13 Mar 2012
Prime Minister of Saxony Stanislaw Tillich is the guest of honor as the organic PV specialist officially opens a pilot-scale production line.
Heliatek, the Dresden-based company regarded as the world leader in small-molecule organic photovoltaics (OPV), has officially opened its first panel production facility.
In a ceremony featuring 300 guests, Stanislaw Tillich - the Prime Minister of the German state of Saxony – was guest of honor, and he hailed the company’s cutting-edge technology as “ready to change the world”.
The pilot line is the result of a €14 million investment by Heliatek, and will support an annual manufacturing capacity of around 3 MW when switched on later this year. CEO Thibaud Le Séguillon said of the new facility, built in just six months:
“We have achieved an important milestone on our way to the commercialization of organic solar films based on small molecules. Now comes process integration.” Le Séguillon added that Heliatek was aiming to roll out commercial products this fall.
However, the initial production capacity supported by the pilot line will be tiny in comparison to more established PV technologies like crystalline silicon and thin-film CdTe panels. Late last year, the CEO told optics.org that he was searching for a lead investor to take part in a round of financing that would support a true ramp of the technology.

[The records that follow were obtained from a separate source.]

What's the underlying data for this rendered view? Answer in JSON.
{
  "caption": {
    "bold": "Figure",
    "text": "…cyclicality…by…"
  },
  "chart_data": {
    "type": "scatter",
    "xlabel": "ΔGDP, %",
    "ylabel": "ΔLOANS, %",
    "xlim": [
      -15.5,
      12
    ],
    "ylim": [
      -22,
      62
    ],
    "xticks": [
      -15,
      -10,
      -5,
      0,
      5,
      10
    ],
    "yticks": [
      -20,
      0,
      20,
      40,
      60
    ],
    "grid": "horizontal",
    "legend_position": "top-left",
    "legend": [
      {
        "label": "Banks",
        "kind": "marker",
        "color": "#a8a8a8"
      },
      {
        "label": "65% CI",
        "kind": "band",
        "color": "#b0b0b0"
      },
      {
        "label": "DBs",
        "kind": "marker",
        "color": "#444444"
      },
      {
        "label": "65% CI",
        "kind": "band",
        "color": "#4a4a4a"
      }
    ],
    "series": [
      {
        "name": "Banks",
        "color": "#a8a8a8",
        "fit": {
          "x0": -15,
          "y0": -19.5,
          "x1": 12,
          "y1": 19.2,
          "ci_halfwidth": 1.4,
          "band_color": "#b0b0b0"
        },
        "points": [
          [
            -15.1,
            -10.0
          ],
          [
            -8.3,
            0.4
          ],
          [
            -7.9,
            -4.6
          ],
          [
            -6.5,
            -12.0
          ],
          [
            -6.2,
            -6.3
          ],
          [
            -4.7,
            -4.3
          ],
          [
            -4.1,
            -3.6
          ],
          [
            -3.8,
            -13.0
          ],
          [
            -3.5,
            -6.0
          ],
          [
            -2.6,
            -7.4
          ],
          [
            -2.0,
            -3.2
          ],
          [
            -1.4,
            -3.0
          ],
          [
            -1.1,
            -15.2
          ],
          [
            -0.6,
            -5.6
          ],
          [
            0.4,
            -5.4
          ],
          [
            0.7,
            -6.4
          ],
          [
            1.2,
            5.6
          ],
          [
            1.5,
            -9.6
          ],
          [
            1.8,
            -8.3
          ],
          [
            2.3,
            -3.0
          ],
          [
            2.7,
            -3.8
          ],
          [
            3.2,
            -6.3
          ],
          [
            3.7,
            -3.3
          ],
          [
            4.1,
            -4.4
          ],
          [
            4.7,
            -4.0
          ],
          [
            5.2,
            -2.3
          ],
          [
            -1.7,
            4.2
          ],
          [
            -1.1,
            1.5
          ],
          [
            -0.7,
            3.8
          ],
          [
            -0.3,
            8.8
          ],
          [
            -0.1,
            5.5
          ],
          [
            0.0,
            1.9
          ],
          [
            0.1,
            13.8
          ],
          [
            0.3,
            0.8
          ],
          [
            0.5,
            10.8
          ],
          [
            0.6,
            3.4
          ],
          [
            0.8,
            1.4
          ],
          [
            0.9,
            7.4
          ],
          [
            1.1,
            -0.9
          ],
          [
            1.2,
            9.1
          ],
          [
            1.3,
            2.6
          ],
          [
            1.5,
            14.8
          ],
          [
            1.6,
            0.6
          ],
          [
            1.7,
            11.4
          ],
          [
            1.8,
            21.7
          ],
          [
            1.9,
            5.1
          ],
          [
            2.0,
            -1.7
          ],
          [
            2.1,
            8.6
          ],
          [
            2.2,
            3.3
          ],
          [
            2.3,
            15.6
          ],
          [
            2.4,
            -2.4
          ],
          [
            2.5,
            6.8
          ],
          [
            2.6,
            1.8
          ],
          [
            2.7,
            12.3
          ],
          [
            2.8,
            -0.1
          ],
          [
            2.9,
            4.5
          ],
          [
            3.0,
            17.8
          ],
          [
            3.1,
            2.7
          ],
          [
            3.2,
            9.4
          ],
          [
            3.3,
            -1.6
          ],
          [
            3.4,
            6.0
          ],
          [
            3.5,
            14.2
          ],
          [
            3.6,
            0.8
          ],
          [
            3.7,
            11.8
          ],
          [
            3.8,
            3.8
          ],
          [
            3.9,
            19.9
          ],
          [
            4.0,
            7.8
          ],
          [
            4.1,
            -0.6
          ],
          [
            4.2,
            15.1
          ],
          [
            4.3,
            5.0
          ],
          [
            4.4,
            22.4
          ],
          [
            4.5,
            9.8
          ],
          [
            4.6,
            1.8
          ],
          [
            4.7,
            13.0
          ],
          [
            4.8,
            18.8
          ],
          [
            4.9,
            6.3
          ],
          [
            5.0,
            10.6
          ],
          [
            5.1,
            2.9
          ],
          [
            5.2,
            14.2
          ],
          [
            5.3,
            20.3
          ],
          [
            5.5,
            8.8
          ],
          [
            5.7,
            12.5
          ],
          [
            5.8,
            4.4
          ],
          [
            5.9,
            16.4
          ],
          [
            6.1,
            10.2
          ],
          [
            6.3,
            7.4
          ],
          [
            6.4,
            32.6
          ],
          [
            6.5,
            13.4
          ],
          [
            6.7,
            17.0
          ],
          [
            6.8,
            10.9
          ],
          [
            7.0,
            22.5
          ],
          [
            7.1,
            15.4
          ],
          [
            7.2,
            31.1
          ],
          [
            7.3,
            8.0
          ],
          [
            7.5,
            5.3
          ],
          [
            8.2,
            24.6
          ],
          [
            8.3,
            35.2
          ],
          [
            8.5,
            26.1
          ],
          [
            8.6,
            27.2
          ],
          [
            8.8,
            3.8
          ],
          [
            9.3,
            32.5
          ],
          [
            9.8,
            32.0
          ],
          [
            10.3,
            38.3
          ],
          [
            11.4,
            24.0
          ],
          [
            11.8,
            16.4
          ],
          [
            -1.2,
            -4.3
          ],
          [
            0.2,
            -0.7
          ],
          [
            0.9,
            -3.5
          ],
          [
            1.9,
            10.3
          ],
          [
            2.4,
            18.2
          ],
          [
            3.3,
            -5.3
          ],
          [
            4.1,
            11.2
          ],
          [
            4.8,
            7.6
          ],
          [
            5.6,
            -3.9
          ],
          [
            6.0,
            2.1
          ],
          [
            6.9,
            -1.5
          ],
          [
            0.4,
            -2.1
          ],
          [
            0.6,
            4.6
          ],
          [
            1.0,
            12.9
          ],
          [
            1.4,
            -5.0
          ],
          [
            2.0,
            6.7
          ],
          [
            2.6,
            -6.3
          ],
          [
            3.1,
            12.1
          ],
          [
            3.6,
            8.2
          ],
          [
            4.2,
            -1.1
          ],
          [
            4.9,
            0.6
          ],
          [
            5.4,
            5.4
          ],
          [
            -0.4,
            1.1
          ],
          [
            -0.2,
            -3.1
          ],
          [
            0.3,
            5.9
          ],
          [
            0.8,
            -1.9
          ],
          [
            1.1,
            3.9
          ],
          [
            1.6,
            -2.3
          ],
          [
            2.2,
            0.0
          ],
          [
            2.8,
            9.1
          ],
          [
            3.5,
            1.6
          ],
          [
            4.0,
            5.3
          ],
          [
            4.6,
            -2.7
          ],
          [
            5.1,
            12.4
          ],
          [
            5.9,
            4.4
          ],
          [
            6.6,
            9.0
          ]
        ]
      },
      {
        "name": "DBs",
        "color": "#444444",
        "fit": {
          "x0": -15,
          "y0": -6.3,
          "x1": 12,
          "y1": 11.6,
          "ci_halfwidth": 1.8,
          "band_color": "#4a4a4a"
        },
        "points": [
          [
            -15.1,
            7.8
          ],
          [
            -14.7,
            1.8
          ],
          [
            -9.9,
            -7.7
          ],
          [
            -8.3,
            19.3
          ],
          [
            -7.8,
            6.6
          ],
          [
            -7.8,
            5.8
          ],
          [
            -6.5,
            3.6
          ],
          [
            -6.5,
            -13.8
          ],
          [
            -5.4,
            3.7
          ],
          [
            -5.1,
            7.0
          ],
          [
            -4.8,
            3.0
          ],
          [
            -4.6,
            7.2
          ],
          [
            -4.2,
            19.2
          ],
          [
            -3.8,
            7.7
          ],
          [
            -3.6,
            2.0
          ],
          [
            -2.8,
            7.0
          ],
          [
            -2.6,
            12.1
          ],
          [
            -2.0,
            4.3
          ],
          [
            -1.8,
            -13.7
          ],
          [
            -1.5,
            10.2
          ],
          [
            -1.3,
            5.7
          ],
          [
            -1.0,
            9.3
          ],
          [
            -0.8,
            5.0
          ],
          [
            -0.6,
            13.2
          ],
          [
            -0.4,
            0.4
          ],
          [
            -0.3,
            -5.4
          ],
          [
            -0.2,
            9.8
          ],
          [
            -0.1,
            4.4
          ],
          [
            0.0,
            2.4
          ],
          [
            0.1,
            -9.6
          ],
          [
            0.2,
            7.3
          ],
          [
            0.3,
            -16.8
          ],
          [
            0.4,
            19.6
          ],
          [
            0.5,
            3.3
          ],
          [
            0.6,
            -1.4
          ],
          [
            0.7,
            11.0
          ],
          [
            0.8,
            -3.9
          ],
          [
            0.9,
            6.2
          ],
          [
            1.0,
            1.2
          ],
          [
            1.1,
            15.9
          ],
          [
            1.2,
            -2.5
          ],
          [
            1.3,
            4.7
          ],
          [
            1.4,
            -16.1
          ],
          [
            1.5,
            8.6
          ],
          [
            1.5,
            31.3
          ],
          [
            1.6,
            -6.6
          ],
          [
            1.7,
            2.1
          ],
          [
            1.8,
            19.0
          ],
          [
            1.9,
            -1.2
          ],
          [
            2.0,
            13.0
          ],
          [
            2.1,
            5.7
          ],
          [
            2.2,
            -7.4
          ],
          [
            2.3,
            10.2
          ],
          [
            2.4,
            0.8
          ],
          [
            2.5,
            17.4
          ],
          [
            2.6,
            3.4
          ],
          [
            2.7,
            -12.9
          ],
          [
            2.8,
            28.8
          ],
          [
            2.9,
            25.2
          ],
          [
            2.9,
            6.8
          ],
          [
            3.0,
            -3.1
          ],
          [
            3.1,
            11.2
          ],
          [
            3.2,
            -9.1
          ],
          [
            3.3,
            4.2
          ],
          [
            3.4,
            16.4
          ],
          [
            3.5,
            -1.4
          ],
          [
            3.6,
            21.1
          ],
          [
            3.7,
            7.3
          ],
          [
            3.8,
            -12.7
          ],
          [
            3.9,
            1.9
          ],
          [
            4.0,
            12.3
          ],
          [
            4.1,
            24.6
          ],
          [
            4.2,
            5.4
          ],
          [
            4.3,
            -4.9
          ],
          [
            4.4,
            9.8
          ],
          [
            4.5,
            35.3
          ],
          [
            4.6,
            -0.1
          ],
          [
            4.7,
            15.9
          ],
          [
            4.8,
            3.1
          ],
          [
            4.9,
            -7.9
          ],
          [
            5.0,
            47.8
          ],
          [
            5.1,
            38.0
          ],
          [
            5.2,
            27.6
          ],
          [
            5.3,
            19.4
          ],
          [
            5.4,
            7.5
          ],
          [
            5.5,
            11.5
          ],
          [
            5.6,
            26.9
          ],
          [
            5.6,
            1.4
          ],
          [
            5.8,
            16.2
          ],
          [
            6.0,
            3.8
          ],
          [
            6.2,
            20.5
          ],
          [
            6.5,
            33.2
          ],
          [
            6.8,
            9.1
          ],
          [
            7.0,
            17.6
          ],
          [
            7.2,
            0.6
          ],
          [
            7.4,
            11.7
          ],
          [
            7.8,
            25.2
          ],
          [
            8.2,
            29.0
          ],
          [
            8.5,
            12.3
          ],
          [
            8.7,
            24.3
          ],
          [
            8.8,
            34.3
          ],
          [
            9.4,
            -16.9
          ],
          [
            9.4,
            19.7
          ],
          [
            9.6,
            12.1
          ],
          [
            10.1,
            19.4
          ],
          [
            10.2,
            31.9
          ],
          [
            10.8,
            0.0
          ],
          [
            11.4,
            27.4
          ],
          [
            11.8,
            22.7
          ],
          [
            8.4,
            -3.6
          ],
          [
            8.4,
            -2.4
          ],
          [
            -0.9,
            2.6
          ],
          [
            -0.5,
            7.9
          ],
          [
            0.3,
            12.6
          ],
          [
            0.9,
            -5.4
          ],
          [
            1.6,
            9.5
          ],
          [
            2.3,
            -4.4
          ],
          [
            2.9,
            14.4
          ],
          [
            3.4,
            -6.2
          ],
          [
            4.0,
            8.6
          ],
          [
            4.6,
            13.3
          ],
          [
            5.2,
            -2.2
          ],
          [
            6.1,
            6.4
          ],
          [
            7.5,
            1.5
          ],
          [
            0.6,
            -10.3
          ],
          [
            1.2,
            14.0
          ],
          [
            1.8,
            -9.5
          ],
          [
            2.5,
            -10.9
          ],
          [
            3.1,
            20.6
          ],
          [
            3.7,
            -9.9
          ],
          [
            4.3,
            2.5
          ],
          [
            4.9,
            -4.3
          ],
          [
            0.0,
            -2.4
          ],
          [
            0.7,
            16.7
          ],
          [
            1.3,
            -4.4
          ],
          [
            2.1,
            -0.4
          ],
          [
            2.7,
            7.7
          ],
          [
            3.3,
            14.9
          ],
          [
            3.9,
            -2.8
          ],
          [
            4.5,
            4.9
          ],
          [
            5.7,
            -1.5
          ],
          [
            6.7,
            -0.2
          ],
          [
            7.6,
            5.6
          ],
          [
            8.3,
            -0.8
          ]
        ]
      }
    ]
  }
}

Le Séguillon reiterated that plan at the March 12 inauguration ceremony, saying that the company was looking for €50 million with which to build an additional production line expected to have a capacity of 50 MW – a level that would represent a true commercial breakthrough for small-molecule OPV.
The CEO said that he was planning to close that round of financing this year with support from both new and existing investors. Among the major stakeholders in the company so far is BASF Venture Capital, a subsidiary of the giant global chemicals firm that is a key supplier of chemicals to the emerging OPV industry.
“Organic PV is an important next-generation technology for BASF,” said Dirk Nachtigal, managing director of the VC unit, highlighting the strategic importance of the sector for the parent company.
One of the priorities for Heliatek is to keep increasing the efficiency of its cells and modules, and for that it will be relying on innovation in chemistry from the likes of BASF. At the moment, Heliatek’s best result is a small-scale tandem cell with a conversion efficiency of 9.8%.
That represents a world record for OPV, but is far lower than more established technologies – a fact highlighted within the past week by Suntech Power, the world’s largest supplier of PV products by volume, as it announced crystalline silicon cells verified with 20.3% conversion efficiency, while thin-film CIGS specialist SoloPower has set a new benchmark for flexible panels at 13.4%.
The key advantage of the organic technology is that it should be far cheaper to produce, and much lighter and thinner than silicon panels. Much like the organic LED televisions from LG and Samsung that are expected to make their debut in the commercial market later this year, Heliatek’s panels are exceedingly thin and will weigh just half a kilogram per square meter.
The pilot production plant will go a long way to establishing that OPV panels with a relatively high efficiency can be scaled to volume.
Heliatek’s long-term goal is to reach conversion efficiencies of 15%, for which it will need chemicals with an absorption spectrum stretching further into the blue and near-infrared ranges. In December, the company said that its best modules had so far shown a conversion efficiency of 7.5%.